Students create, share work based on deaf, hard of hearing experience with Regina art exhibit

·2 min read
The From Deaf Shame to Deaf Same art exhibit features a series of dioramas, photographs and written descriptions. They illustrate feelings ranging from isolation and humiliation to acceptance and belonging within the Deaf community. (Kirk Fraser/CBC News - image credit)
The From Deaf Shame to Deaf Same art exhibit features a series of dioramas, photographs and written descriptions. They illustrate feelings ranging from isolation and humiliation to acceptance and belonging within the Deaf community. (Kirk Fraser/CBC News - image credit)

A new art installation at the Regina Public Library is shining light on experiences of deaf and hard of hearing students.
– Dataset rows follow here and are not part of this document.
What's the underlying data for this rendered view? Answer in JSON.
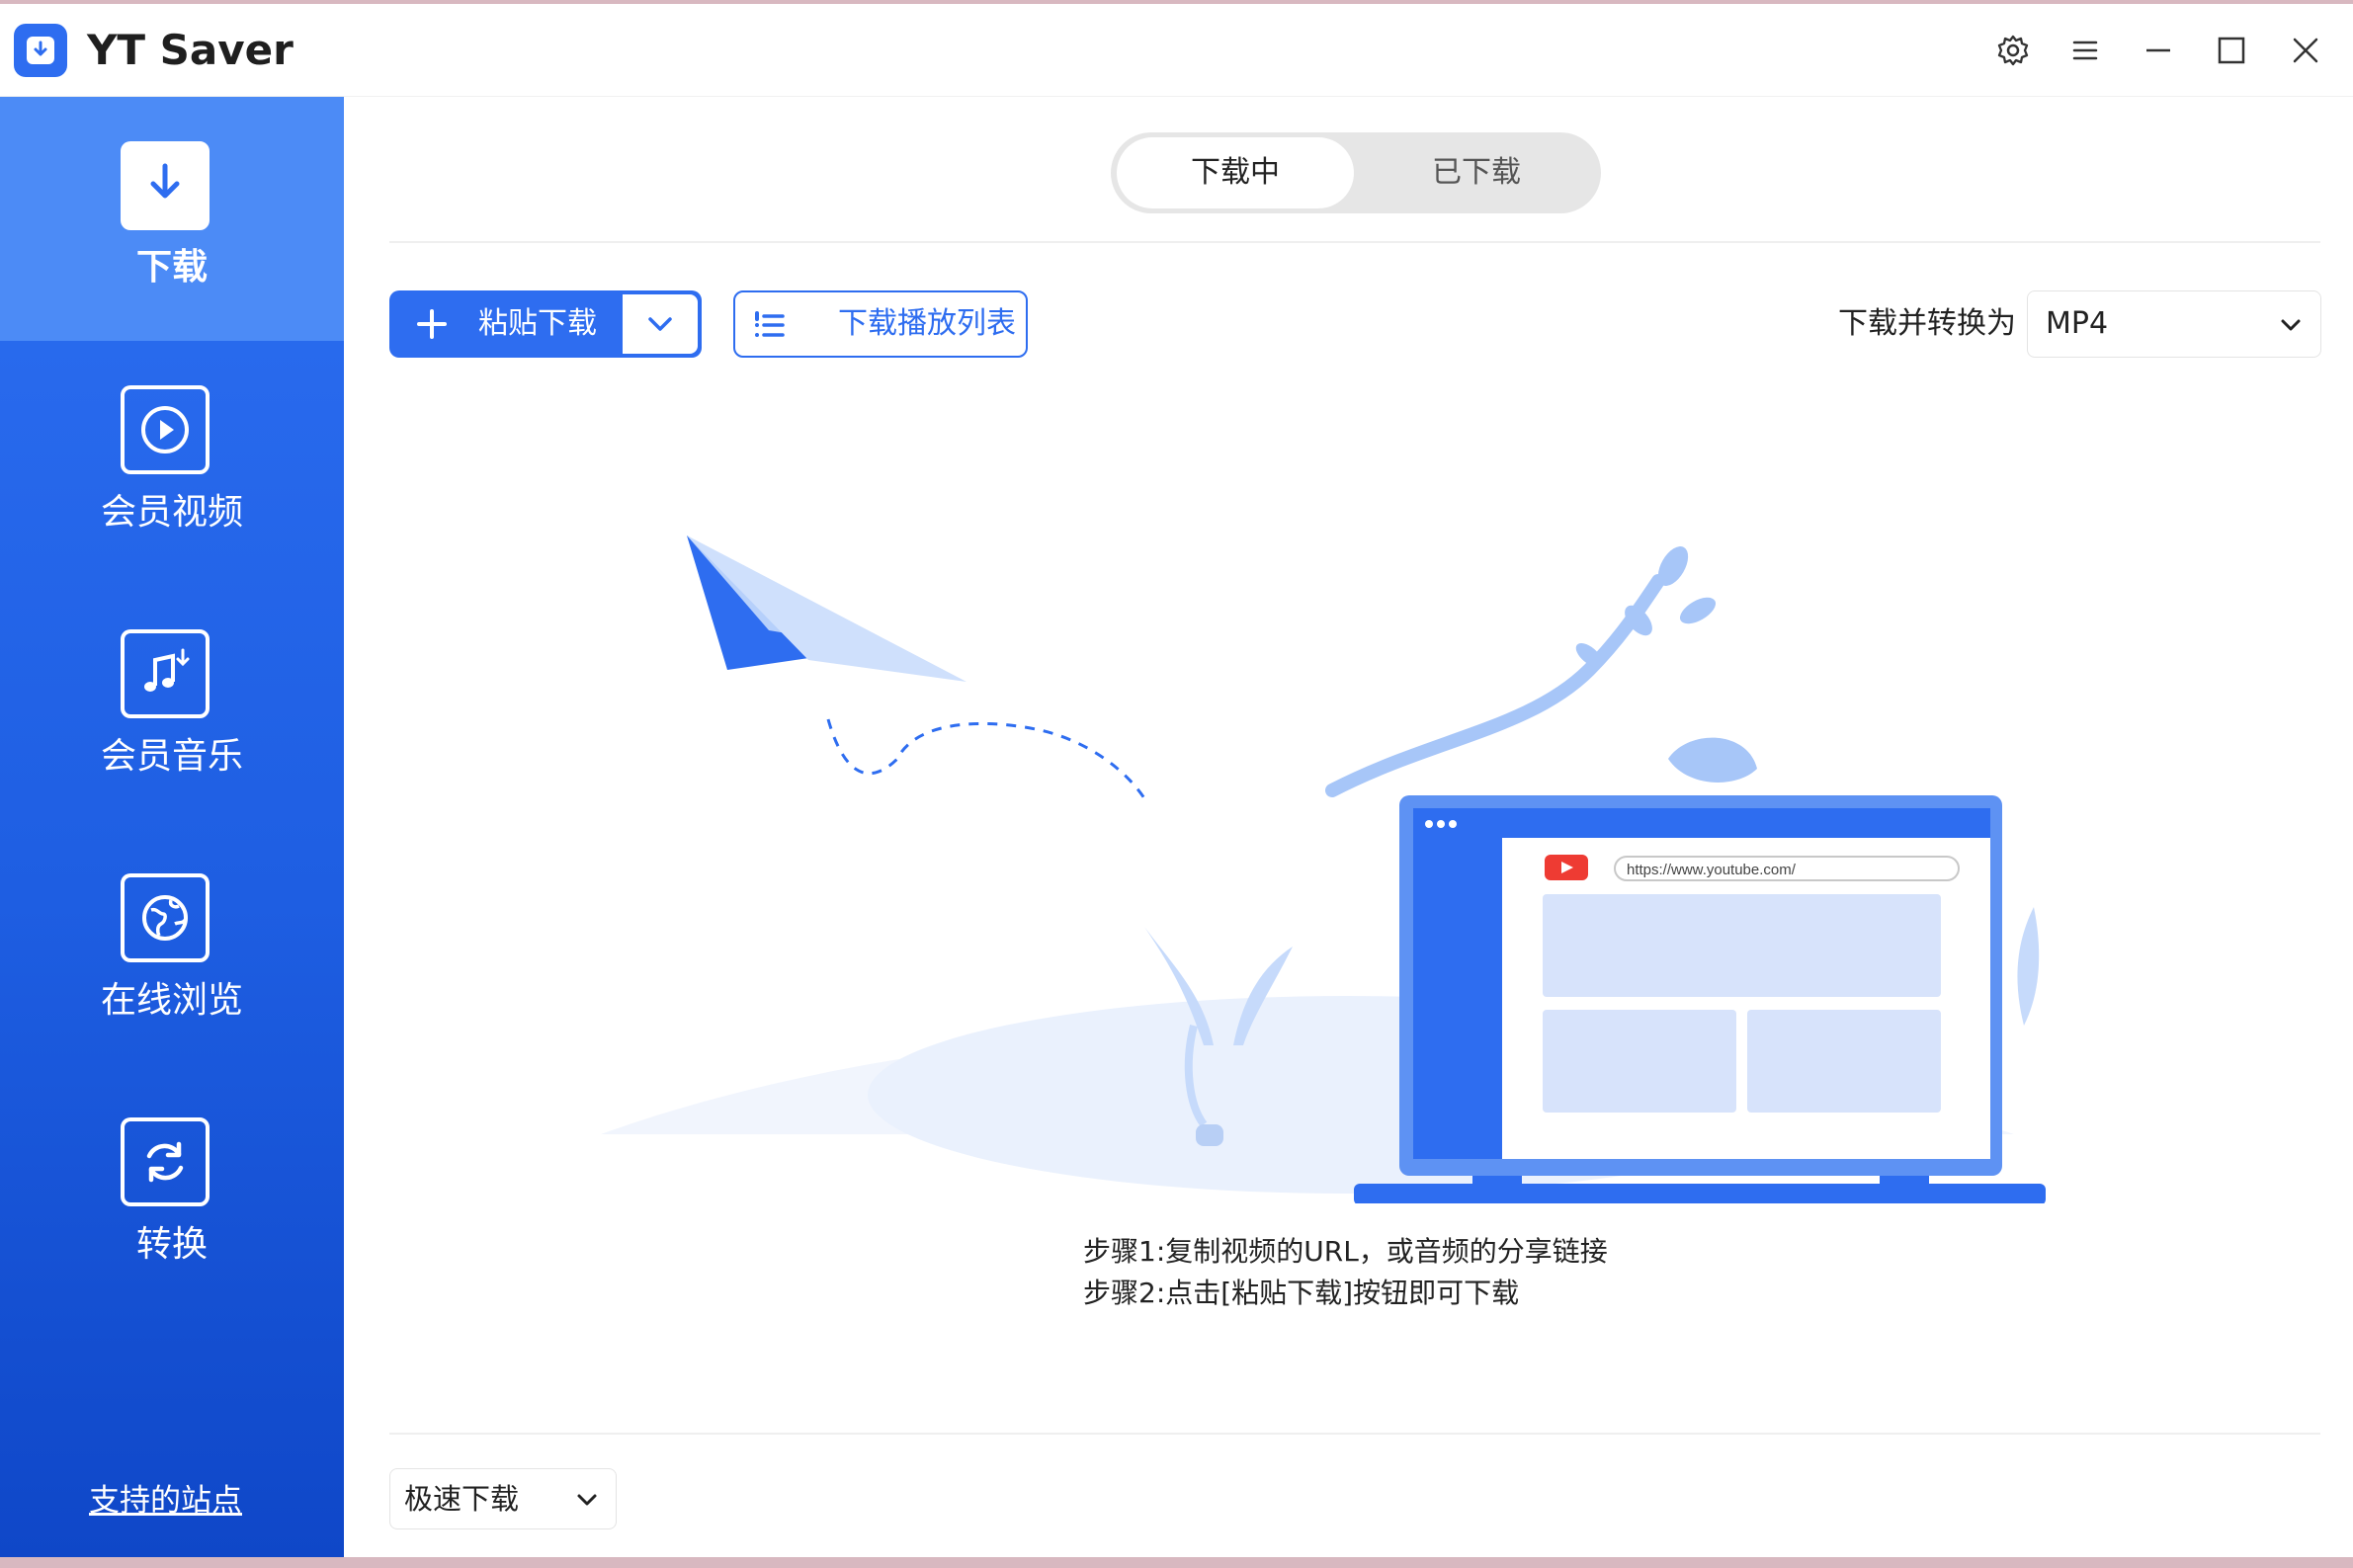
{
  "app": {
    "title": "YT Saver"
  },
  "sidebar": {
    "items": [
      {
        "label": "下载",
        "icon": "download-icon",
        "active": true
      },
      {
        "label": "会员视频",
        "icon": "play-circle-icon"
      },
      {
        "label": "会员音乐",
        "icon": "music-note-icon"
      },
      {
        "label": "在线浏览",
        "icon": "globe-icon"
      },
      {
        "label": "转换",
        "icon": "refresh-icon"
      }
    ],
    "supported_sites": "支持的站点"
  },
  "tabs": {
    "downloading": "下载中",
    "downloaded": "已下载"
  },
  "toolbar": {
    "paste_download": "粘贴下载",
    "download_playlist": "下载播放列表",
    "convert_label": "下载并转换为",
    "format": "MP4"
  },
  "illustration": {
    "url": "https://www.youtube.com/"
  },
  "steps": {
    "step1": "步骤1:复制视频的URL，或音频的分享链接",
    "step2": "步骤2:点击[粘贴下载]按钮即可下载"
  },
  "footer": {
    "speed_mode": "极速下载"
  },
  "colors": {
    "accent": "#2e6df0",
    "sidebar_active": "#4c8bf6"
  }
}
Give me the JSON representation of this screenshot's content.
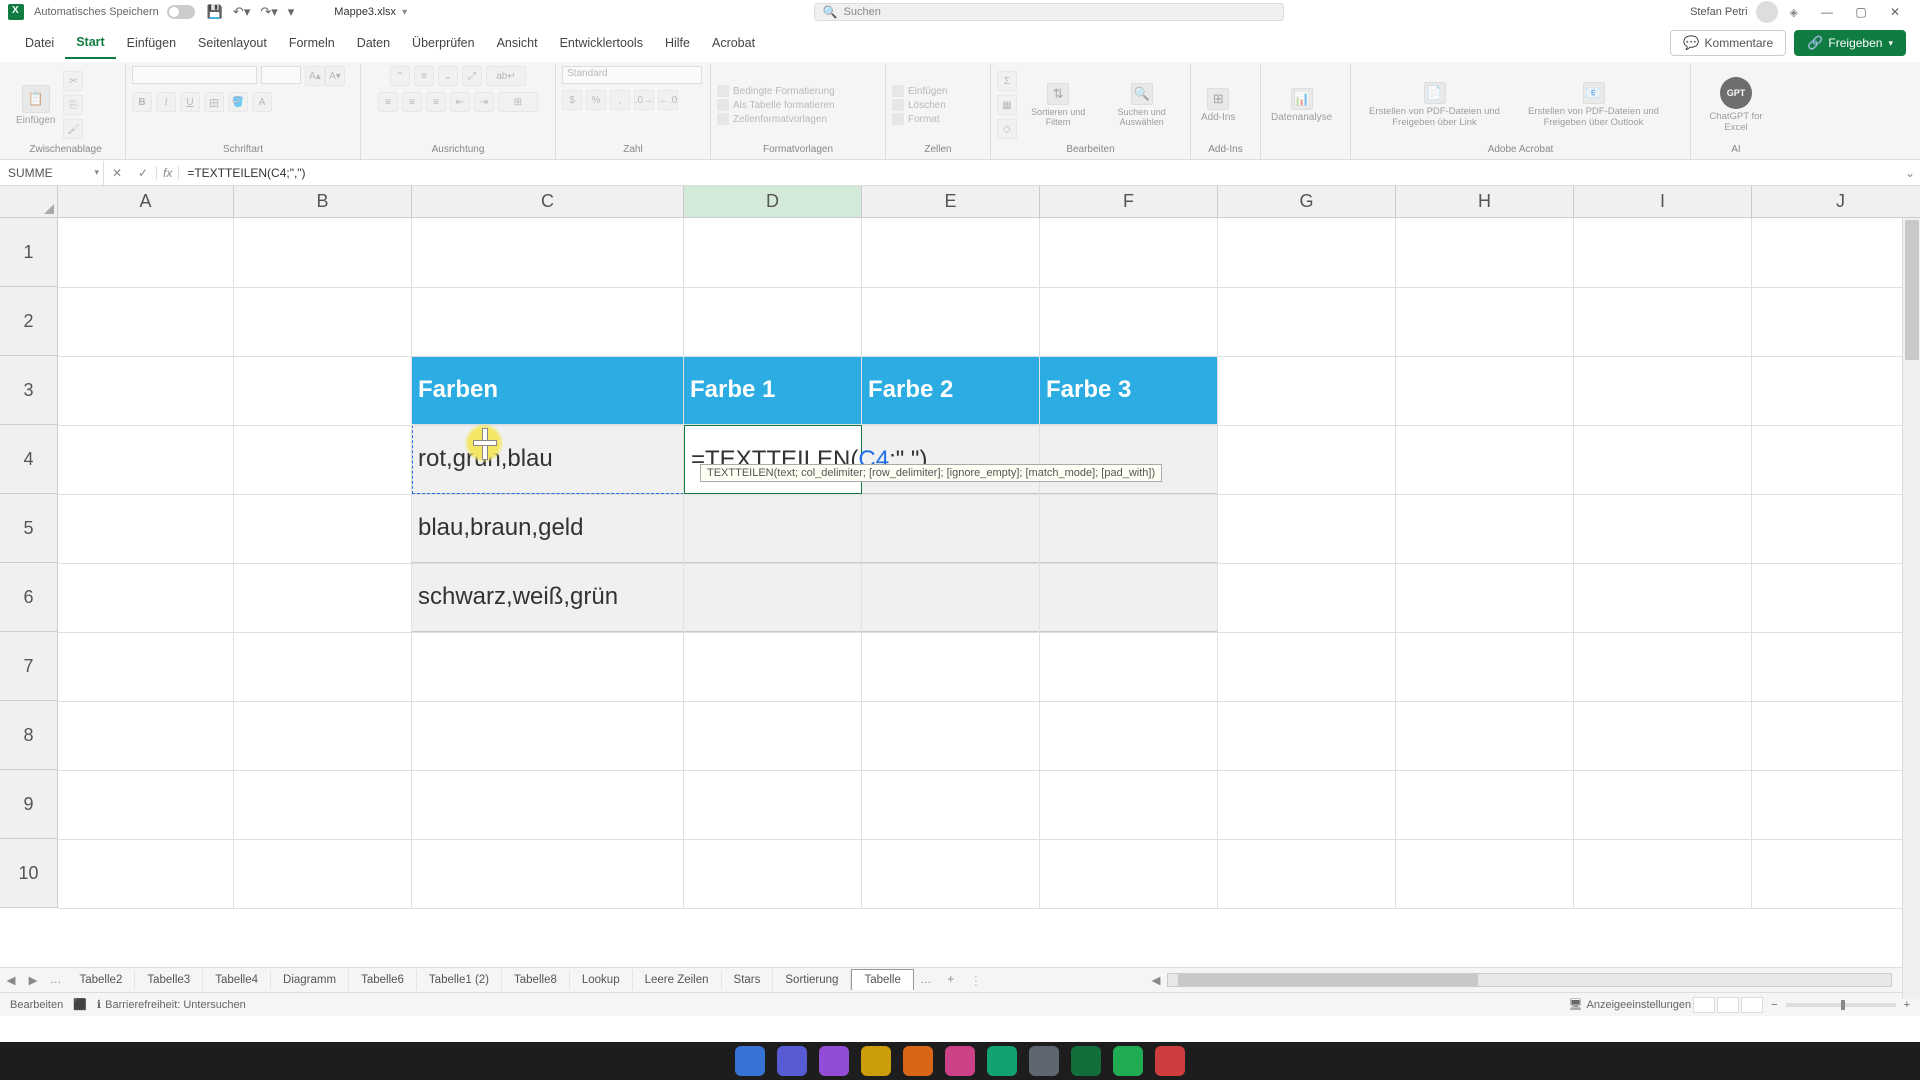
{
  "title": {
    "autosave": "Automatisches Speichern",
    "filename": "Mappe3.xlsx",
    "search_placeholder": "Suchen",
    "user": "Stefan Petri"
  },
  "tabs": {
    "items": [
      "Datei",
      "Start",
      "Einfügen",
      "Seitenlayout",
      "Formeln",
      "Daten",
      "Überprüfen",
      "Ansicht",
      "Entwicklertools",
      "Hilfe",
      "Acrobat"
    ],
    "active": 1,
    "comments": "Kommentare",
    "share": "Freigeben"
  },
  "ribbon": {
    "paste": "Einfügen",
    "clipboard": "Zwischenablage",
    "font": "Schriftart",
    "align": "Ausrichtung",
    "number": "Zahl",
    "number_fmt": "Standard",
    "styles": "Formatvorlagen",
    "cond": "Bedingte Formatierung",
    "astable": "Als Tabelle formatieren",
    "cellstyles": "Zellenformatvorlagen",
    "cells": "Zellen",
    "ins": "Einfügen",
    "del": "Löschen",
    "fmt": "Format",
    "edit": "Bearbeiten",
    "sort": "Sortieren und Filtern",
    "find": "Suchen und Auswählen",
    "addins": "Add-Ins",
    "addins_btn": "Add-Ins",
    "analyse": "Datenanalyse",
    "pdf1": "Erstellen von PDF-Dateien und Freigeben über Link",
    "pdf2": "Erstellen von PDF-Dateien und Freigeben über Outlook",
    "acro": "Adobe Acrobat",
    "gpt": "ChatGPT for Excel",
    "ai": "AI"
  },
  "fbar": {
    "name": "SUMME",
    "formula": "=TEXTTEILEN(C4;\",\")"
  },
  "cols": [
    "A",
    "B",
    "C",
    "D",
    "E",
    "F",
    "G",
    "H",
    "I",
    "J"
  ],
  "rows": [
    "1",
    "2",
    "3",
    "4",
    "5",
    "6",
    "7",
    "8",
    "9",
    "10"
  ],
  "thead": [
    "Farben",
    "Farbe 1",
    "Farbe 2",
    "Farbe 3"
  ],
  "tdata": {
    "c4": "rot,grün,blau",
    "c5": "blau,braun,geld",
    "c6": "schwarz,weiß,grün",
    "d4_prefix": "=TEXTTEILEN(",
    "d4_ref": "C4",
    "d4_suffix": ";\",\")"
  },
  "tooltip": "TEXTTEILEN(text; col_delimiter; [row_delimiter]; [ignore_empty]; [match_mode]; [pad_with])",
  "sheets": {
    "items": [
      "Tabelle2",
      "Tabelle3",
      "Tabelle4",
      "Diagramm",
      "Tabelle6",
      "Tabelle1 (2)",
      "Tabelle8",
      "Lookup",
      "Leere Zeilen",
      "Stars",
      "Sortierung",
      "Tabelle"
    ],
    "active": 11
  },
  "status": {
    "mode": "Bearbeiten",
    "access": "Barrierefreiheit: Untersuchen",
    "display": "Anzeigeeinstellungen"
  }
}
From Deaf Shame to Deaf Same was created by students at Winston Knoll Collegiate's deaf and hard of hearing (DHH) program, with guidance from local theatre group Deaf Crows Collective.

Through a series of dioramas, photographs and written descriptions, the artists illustrate the feelings of isolation and humiliation they sometimes feel — but also, the acceptance and belonging they've found within the Deaf community.

"Honestly, I am feeling pretty good to tell my stories, and to let people know how deaf and hard of hearing people feel," said Jeff Liu, a DHH student who had a hand in the exhibit.

Liu says the piece that focuses on bullying within the Deaf community resonates most with him.

Kirk Fraser/CBC News
Kirk Fraser/CBC News

Michelle Grodecki, a teacher at Knoll, says it's been a powerful project for her students — many of whom have grown up language deprived due to a lack of access to the appropriate education.

"We've had students enter our program who had a really hard time identifying a feeling — whether they were happy, sad or mad. But towards the end of this, we were able to have more discussion," she explained.

"Art has really helped with that. It's been that continuum that allowed that to happen."

LISTEN | From Deaf Shame to Deaf Same art exhibit launches at Regina library:

Yamama Alrweilei, another DHH student who worked on the installation, said everyone felt like an equal during the process, which helped elevate the experience.

"No one was left out or felt less than," the Grade 11 student said through an American sign language (ASL) facilitator.

Kirk Fraser/CBC News
Kirk Fraser/CBC News

Allard Thomas, a Deaf mentor with the DHH program, said this project emphasizes a need for students to have more exposure to ASL.

The exhibit "really impacted me because there was a lot of grief hearing their stories," he said though an ASL facilitator.

"In mainstream culture, it's very normal to be listening and hearing things, but for these students they don't have that ability."

Alrweilei hopes this project leads to better access to ASL education and further equality in general.

"I want people to learn to support us — support the Deaf," she said. "Deal with us the same way you'd deal with a hearing person; deaf people are the same."

From Deaf Shame to Deaf Same is on display at the George Bothwell Library until June 25.